The competitive advantage of Machine Learning Reply consists of the ecosystem-based approach, which goes beyond the purely technological context to offer customers a channel that best represents the specific brands for the consumer. The ability to design the type of interaction and brand representation is a major advantage that other market players cannot offer. By being part of the Reply Group, the leading digital enterprise in Italy, the Machine Learning Reply solution offers an ideal ecosystem for the end-to-end development of the entire process of the creation and implementation of chatbots. The company, in fact, incorporates the specific expertise relating to processes typically analysed by chatbots, both in terms of customer care and in sales management, together with the ability to ensure a seamless integration with the customer's other corporate platforms, managing each and every process in a synergistic and centralised manner.
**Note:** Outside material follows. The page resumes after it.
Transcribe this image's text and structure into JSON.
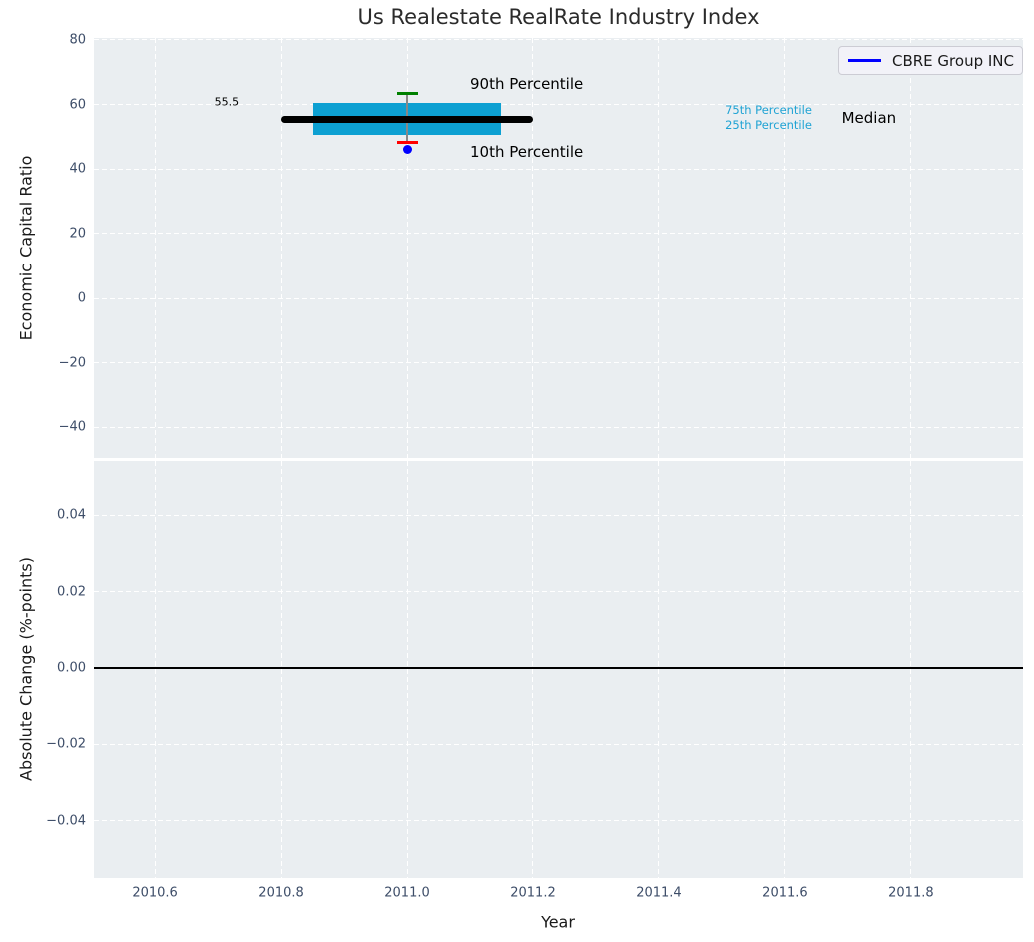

Another very important factor is the advanced service customisation capabilities offered by Machine Learning Reply, which thanks to a technology independent design is not tied to a specific vertical system, instead identifying the best solution on the basis of specific customer requirements, analysing the possible applications of the chatbot together with the customer.

Within the Machine Learning Reply workflow, the chatbot integrates with other features, such as the recommendation system. Since the chatbot represents an interface to the user, it gives the company the opportunity to get to know and contact users, offering them personalised services driven by machine learning systems. Moreover, the chatbot is based on bi-directional conversations which have the potential to serve as enablers for other activities, such as requests for information or products. The actions themselves are not carried out by the chatbot, but by other, more advanced systems including data robotics, which are implemented together with the chatbot. While these actions normally require human intervention, within a computing ecosystem they are automated, thanks to the learning ability offered by machine learning software. The human operator is therefore engaged only in the event that a bot is given a complex or very specific request, to which the chatbot is unable to find an answer. Based on this approach, the operator's role therefore requires a higher qualification level. Within this context, the use of chatbots facilitates the re-insourcing of low-profile jobs within the company, which are often outsourced due to the high associated costs. The company consequently sees actual benefits in terms of efficiency as well as cost.